Lonardi ne voulait ni vainqueurs ni vaincus. Mais l’heure n’était pas à la conciliation. L’armée avait choisi et ce n’était pas « le péronisme sans Péron». Lonardi dut céder la place à son collègue Aramburu. La passation de pouvoirs ne causa pas plus de problèmes que la prise du même. La bureaucratie du parti et des syndicats, dont le dictateur avait éliminé tous les hommes à caractère, se plia immédiatement aux nouvelles conditions, non sans souci de sauvegarder des situations personnelles avantageuses. 

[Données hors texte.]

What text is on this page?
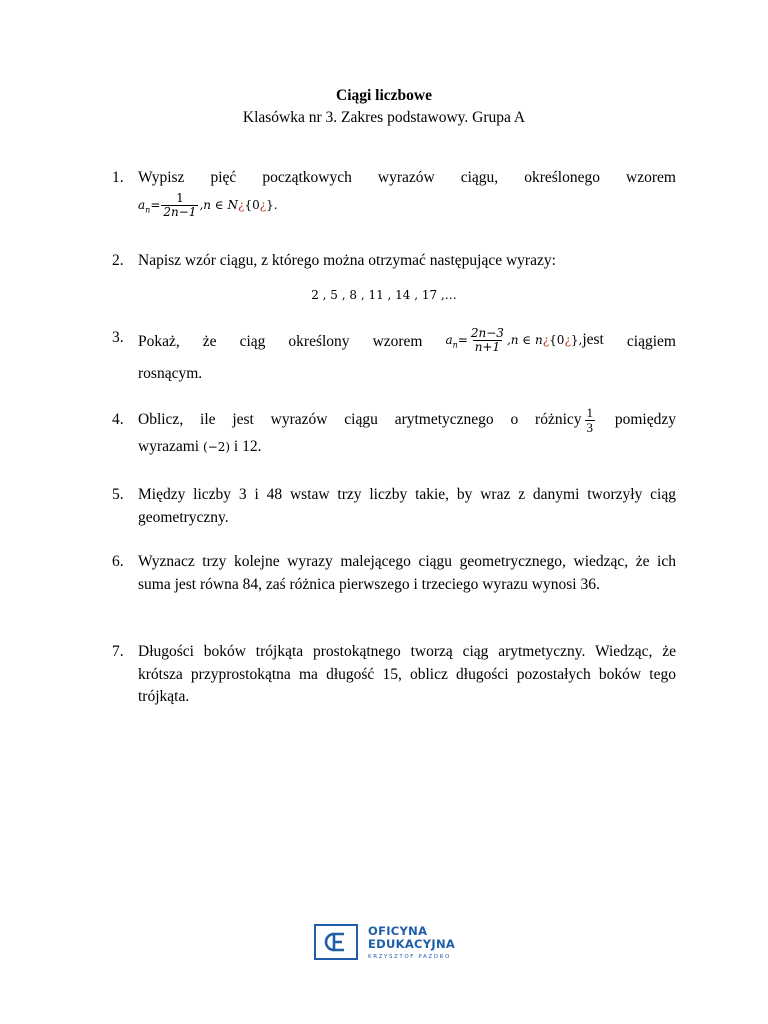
Ciągi liczbowe
Klasówka nr 3. Zakres podstawowy. Grupa A
1. Wypisz pięć początkowych wyrazów ciągu, określonego wzorem
$a_n= \frac{1}{2n-1} ,n$ ∈ N¿{0¿}.
2. Napisz wzór ciągu, z którego można otrzymać następujące wyrazy:
2 , 5 , 8 , 11 , 14 , 17 ,…
3. Pokaż, że ciąg określony wzorem $a_n= \frac{2n-3}{n+1} ,n$ ∈ n¿{0¿},jest ciągiem
rosnącym.
4. Oblicz, ile jest wyrazów ciągu arytmetycznego o różnicy $\frac{1}{3}$ pomiędzy
wyrazami (−2) i 12.
5. Między liczby 3 i 48 wstaw trzy liczby takie, by wraz z danymi tworzyły ciąg geometryczny.
6. Wyznacz trzy kolejne wyrazy malejącego ciągu geometrycznego, wiedząc, że ich suma jest równa 84, zaś różnica pierwszego i trzeciego wyrazu wynosi 36.
7. Długości boków trójkąta prostokątnego tworzą ciąg arytmetyczny. Wiedząc, że krótsza przyprostokątna ma długość 15, oblicz długości pozostałych boków tego trójkąta.
OFICYNA
EDUKACYJNA
KRZYSZTOF PAZDRO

C’est de ce moment précis que date la rupture morale entre la hiérarchie politico-syndicale du péronisme et la base qui, quoiqu’ assommée par le coup de l’écroulement de son idole, n’en gardait pas moins tout son univers mental. La CGT, consciente de cette rupture, voulut faire un pas en arrière et susciter des grèves politiques. Elle est «intervenue» aussitôt. On efface soigneusement les traces innombrables laissées par le péronisme, en débaptisant rues, places, villes, gares, bateaux, sociétés et provinces. Un décret interdit toute mention des lideres péronistes et de leurs parents. Le corps de la défunte Eva Péron est subrepticement escamoté et envoyé dans un endroit non révélé pour éviter qu’il devienne un objet de pèlerinage. C’est pour les péronistes convaincus, il en reste, plus qu’ils ne peuvent supporter. Le 9 Juin 1956, a lieu l’asonada des généraux Valle et Tanco. Ils ne sont pas suivis. Le gouvernement n’hésite pas à faire un exemple: ils sont fusillés. Un tribunal d’honneur chasse l’exilé de d’armée pour indignité et le déclare traître à la patrie. 

Le retour à l’ancienne constitution doit être sanctionné par un vote. La majorité vote en blanc. C’est une révélation. Péron parti, le péronisme demeure. Il ne serait donc pas seulement le culte d’un homme, mais l’expression d’une très ample poussée sociale. Les hommes politiques subtils, comme le radical Arturo Frondizi, tirent leurs plans en conséquence. Le problème pour lui est d’intégrer cette force dans le cadre des compétitions démocratiques. Dans ce but il ouvre des négociations restées longtemps secrètes avec l’exilé, et avec son accord se sépare du vieux parti radical de Ricardo Balbin, pour fonder d’union Civique et Radicale Intransigeante qui aura la bénédiction de Péron depuis la République Dominicaine. Ce parrainage est un bulletin de victoire anticipé. Frondizi gagne en 1958 avec 4 millions de votes.

Il hérite d’une situation catastrophique, car si les militaires ont épuré, ils n’ont pas redressé. L’ Argentine ne dispose plus des moyens de procéder elle-même à son relèvement, ni même du temps qui lui serait nécessaire pour négocier prudemment l’aide étrangère. Elle est obligée de la solliciter immédiatement et de l’accepter aux conditions qui lui seront faites. Il en résulte des contrats sans adjudication, notamment celui avec les pétroliers américains auxquels quatre mille kilomètres carrés sont cédés en quasi souveraineté. Frondizi avait déclenché sans le savoir le réflexe anti-yankee qui devait l’emporter, comme il avait achevé Péron sept ans plus tôt.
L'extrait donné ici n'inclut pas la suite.